Explique-nous la situation dans ton pays, le Burkina Faso, où des milliers d'écoles ont été privées de rentrée à cause du terrorisme cette année.

W : La situation dans mon pays empire : l'insécurité grandit. On compte aujourd'hui plus de 2 024 écoles fermées, ce qui fait plus de 330 000 élèves qui n'ont pas accès l'éducation. Du coup, nous savons que si dans un pays, il y a de l'insécurité, les filles sont plus exposées que les garçons. Résultat : elles se retrouvent privées d'éducation.

Le fait de ne pas aller à l'école accroît les inégalités, puisque s'il y a des violences, à cause de l'insécurité, seuls les garçons se rendent à l'école et les filles demeurent à la maison. Elles restent pour des travaux domestiques ou comme bonnes à tout faire ou comme marchandes de rue ou forcées à se marier. Sauf que si les garçons vont à l'école, les filles doivent y aller aussi, car garçons et filles ont les mêmes droits.

Une écolière en classe à Fada N'gourma au Burkina Faso. © Getty Images
Y a-t-il des situations qui t'ont particulièrement scandalisé ?

W : Beaucoup de situations m'ont choqué.
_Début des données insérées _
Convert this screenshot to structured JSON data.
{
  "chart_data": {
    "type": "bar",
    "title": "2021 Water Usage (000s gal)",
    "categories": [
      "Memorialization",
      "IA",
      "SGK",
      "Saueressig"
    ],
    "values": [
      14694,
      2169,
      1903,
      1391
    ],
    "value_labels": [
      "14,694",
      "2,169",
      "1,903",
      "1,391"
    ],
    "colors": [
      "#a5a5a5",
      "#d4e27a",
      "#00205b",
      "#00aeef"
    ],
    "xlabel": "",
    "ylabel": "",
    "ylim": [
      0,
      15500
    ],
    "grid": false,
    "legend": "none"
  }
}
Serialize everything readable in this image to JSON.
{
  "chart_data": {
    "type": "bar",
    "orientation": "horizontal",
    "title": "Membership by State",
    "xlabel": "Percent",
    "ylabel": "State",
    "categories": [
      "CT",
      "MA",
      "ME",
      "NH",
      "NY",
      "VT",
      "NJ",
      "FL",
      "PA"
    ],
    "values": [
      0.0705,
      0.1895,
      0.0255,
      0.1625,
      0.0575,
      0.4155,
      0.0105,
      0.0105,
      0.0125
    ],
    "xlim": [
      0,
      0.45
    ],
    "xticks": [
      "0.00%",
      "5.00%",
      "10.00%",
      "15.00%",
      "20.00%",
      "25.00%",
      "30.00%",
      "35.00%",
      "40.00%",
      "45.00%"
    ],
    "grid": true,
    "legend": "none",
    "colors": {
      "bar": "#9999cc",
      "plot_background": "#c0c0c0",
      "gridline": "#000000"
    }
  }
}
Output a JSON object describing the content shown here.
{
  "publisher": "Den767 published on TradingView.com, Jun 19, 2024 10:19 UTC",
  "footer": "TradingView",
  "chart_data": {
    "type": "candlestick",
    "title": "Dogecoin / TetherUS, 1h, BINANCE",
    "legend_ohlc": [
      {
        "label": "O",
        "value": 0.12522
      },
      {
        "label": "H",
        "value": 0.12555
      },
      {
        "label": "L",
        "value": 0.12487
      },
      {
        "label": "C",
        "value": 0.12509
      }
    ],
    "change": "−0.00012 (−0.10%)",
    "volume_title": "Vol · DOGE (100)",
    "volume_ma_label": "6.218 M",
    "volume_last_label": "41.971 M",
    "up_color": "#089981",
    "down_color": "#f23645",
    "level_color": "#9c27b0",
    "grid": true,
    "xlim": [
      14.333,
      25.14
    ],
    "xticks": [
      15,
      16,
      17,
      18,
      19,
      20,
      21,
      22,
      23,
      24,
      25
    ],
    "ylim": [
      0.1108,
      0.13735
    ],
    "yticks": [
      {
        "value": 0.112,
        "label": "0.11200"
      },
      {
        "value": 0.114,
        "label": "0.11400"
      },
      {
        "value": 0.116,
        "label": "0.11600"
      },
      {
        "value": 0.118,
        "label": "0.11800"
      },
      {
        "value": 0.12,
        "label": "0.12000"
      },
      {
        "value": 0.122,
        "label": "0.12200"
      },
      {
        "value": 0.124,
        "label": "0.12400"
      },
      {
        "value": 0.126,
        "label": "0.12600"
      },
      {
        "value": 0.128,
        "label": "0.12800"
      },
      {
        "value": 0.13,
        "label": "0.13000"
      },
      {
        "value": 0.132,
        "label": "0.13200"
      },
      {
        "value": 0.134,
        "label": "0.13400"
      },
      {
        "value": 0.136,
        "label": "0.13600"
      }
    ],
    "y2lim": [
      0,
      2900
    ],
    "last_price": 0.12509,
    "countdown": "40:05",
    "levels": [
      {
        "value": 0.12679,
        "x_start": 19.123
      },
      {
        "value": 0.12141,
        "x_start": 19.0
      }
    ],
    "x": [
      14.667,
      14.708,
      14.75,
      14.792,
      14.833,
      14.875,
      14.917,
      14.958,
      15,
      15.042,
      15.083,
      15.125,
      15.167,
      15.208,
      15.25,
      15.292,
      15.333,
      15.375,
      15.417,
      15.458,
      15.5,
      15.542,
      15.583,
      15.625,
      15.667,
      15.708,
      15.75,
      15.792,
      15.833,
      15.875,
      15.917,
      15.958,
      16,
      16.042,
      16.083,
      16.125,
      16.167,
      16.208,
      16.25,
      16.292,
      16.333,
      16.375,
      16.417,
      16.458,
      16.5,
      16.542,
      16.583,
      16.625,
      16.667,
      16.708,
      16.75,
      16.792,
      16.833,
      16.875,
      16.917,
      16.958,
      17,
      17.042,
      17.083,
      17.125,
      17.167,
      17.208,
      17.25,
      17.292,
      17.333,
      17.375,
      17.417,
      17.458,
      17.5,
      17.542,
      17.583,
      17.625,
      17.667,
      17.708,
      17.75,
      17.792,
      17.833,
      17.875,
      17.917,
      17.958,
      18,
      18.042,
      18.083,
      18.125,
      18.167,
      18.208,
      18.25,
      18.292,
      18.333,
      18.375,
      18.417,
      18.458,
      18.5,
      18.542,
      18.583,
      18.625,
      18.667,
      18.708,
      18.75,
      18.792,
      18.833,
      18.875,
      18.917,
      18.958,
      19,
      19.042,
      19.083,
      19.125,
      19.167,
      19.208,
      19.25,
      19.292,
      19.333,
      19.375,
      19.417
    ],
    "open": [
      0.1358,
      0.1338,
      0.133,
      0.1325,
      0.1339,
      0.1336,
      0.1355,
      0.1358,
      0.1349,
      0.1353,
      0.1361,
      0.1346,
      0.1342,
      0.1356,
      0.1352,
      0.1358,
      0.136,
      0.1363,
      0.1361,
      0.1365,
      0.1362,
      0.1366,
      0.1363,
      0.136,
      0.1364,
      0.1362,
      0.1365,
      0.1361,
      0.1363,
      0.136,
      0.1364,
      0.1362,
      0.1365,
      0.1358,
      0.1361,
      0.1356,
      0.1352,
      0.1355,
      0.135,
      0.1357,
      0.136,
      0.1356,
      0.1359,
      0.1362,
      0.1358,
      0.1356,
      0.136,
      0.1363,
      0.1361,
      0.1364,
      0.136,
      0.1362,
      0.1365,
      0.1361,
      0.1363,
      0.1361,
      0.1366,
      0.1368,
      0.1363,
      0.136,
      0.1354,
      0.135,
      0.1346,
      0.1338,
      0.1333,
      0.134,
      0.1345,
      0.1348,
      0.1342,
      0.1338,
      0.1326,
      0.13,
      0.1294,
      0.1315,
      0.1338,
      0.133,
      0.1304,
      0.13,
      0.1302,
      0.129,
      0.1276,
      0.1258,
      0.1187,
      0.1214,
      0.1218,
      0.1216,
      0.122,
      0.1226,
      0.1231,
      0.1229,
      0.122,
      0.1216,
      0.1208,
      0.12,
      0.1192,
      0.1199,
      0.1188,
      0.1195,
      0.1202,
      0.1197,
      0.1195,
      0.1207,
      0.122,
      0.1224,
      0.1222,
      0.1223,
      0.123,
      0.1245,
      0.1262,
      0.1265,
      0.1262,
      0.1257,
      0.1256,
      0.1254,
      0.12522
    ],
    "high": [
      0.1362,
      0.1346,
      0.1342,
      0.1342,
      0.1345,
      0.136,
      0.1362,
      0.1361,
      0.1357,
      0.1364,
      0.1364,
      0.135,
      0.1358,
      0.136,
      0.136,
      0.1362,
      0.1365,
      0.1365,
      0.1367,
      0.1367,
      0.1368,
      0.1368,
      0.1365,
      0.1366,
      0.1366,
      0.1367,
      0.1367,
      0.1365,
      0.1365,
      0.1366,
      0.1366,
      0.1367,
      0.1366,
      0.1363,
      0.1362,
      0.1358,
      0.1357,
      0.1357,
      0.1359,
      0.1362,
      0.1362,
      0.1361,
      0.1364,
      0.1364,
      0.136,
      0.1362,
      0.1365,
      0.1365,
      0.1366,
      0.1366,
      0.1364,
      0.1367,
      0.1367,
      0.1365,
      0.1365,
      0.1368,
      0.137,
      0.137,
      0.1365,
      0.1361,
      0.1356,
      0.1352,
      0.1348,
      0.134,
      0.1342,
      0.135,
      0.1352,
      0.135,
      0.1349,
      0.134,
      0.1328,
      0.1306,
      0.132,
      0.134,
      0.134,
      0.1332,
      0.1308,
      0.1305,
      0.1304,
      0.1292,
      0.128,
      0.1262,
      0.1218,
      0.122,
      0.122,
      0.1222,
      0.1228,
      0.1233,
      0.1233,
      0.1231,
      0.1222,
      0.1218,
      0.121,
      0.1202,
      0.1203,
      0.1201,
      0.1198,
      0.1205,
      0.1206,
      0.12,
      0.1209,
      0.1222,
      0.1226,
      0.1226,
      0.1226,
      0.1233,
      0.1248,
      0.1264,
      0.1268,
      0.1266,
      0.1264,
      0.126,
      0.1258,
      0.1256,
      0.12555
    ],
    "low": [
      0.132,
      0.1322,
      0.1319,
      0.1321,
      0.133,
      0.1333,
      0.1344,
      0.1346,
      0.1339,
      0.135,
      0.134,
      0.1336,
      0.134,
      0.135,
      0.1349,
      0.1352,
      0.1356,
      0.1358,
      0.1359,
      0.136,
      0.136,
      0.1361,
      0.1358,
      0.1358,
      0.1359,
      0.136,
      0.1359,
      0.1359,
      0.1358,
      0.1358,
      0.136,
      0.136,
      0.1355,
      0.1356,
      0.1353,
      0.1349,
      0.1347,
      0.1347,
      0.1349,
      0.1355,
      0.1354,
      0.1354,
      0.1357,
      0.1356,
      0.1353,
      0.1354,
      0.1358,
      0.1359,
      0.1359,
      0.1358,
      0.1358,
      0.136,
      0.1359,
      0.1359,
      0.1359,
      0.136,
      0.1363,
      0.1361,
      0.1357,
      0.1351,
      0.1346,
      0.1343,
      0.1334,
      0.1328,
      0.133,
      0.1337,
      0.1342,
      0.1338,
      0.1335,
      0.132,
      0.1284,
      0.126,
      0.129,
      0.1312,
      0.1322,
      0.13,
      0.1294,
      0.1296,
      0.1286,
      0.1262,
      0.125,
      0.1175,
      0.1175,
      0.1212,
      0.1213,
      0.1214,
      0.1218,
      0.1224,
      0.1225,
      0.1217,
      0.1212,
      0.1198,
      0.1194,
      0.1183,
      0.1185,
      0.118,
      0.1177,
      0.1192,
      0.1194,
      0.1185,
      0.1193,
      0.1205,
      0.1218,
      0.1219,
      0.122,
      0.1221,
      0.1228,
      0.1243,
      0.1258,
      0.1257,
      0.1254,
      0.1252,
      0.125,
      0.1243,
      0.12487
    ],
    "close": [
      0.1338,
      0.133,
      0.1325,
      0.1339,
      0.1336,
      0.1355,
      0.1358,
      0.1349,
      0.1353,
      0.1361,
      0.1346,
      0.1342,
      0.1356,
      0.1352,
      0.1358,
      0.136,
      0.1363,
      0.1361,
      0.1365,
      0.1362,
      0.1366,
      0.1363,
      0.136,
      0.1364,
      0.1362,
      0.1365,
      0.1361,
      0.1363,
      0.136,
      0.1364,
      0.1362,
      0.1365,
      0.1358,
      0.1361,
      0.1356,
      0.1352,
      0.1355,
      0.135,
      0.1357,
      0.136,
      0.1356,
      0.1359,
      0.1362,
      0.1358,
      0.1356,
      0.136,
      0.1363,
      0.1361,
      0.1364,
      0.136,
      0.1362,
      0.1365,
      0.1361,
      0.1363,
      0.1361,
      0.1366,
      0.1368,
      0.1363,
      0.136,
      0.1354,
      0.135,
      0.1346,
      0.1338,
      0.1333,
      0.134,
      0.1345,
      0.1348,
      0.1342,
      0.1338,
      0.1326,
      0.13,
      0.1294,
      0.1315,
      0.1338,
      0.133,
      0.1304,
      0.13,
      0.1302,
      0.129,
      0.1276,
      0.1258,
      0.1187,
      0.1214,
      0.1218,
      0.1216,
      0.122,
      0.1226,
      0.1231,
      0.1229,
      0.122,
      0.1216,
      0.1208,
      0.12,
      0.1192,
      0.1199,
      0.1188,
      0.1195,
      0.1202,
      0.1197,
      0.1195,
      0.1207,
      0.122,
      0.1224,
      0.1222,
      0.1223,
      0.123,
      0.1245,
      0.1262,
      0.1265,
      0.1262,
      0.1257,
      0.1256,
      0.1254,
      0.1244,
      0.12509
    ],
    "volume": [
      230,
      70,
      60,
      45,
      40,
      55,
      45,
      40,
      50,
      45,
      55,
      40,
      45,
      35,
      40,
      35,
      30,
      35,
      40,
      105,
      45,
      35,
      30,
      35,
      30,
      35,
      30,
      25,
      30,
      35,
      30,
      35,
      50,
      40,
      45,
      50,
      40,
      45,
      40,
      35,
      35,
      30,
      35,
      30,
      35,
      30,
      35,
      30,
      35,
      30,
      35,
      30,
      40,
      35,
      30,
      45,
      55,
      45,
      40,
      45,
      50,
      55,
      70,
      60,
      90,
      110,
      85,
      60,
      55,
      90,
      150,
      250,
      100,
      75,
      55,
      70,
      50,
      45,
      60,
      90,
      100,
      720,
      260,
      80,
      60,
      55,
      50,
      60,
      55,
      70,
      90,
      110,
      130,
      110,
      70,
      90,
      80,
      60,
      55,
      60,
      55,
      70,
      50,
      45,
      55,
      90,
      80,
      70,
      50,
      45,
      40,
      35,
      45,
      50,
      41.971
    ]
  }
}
Plus particulièrement, le cas des mutilations génitales féminines. Dans mon pays, le Burkina Faso, au sud-ouest, en janvier 2018, on a remarqué des cas d'excision : 87 filles excisées, et parmi elles, 47 étaient des écolières.

Quand on excise une fille, au-delà de la souffrance physique de la mutilation, on la prive d'éducation le temps de la cicatrisation.

Quand les enseignants ont remarqué ces absences, ils ont rapidement compris que ces filles avaient été excisées et ils ont prévenu la police qui a arrêté les parents et quelques complices. L'excision constitue une pratique traditionnelle néfaste interdite, mais elle demeure, en cachette...

Te considères-tu comme un garçon féministe ?

W : Oui, je suis un garçon féministe ! Je me bats pour l'égalité entre les filles et les garçons, pour leur accès aux mêmes droits : c'est un engagement juste. Le féminisme, selon moi, c'est le fait de se battre pour défendre les droits des filles. C'est refuser et dire "non" à tout ce qui nuit aux filles.

 

Que fais-tu concrètement à ton niveau pour faire changer les choses ?

W : Je milite au sein d'organisations de jeunesse. Nous menons des campagnes de sensibilisation à travers plusieurs stratégies. Le théâtre, par exemple, pour sensibiliser le plus grand nombre. Et ça marche ! Ça marche bien même ! Nous inventons des histoires. Nous appelons cela des "sketchs" d'une durée de 5 à 10 minute. Ce n'est pas forcément "drôle", mais c'est très instructif.

Wahabou, jeune activiste en faveur des droits des filles au Burkina Faso © PLAN International
Quel message souhaiterais-tu faire passer aux garçons de ton âge pour qu'ils soutiennent davantage la cause féministe ?

W : J'aimerais leur dire que nous avons les mêmes droits. La lutte pour un changement positif et durable nous concerne toutes et tous. C'est une lutte commune.

Aux filles, je veux leur dire de ne pas se décourager. Il faut continuer à se battre pour leur leadership, à prendre leur destin en main, à travailler et à ne pas se soumettre à ce que les gens disent.

Comment pouvons-nous vous soutenir ?

W : Il faut impliquer les jeunes dans l'élaboration des politiques publiques visant l'éducation et, plus largement, dans les instances de prises de décision, comme le G7 ou les rencontres internationales.

Il faut aider également au financement des projets des jeunes en matière de lutte pour l'égalité entre les filles et les garçons. Et il faut aussi que les jeunes s'engagent davantage pour le respect des droits des filles. C'est primordial pour faire avancer les choses.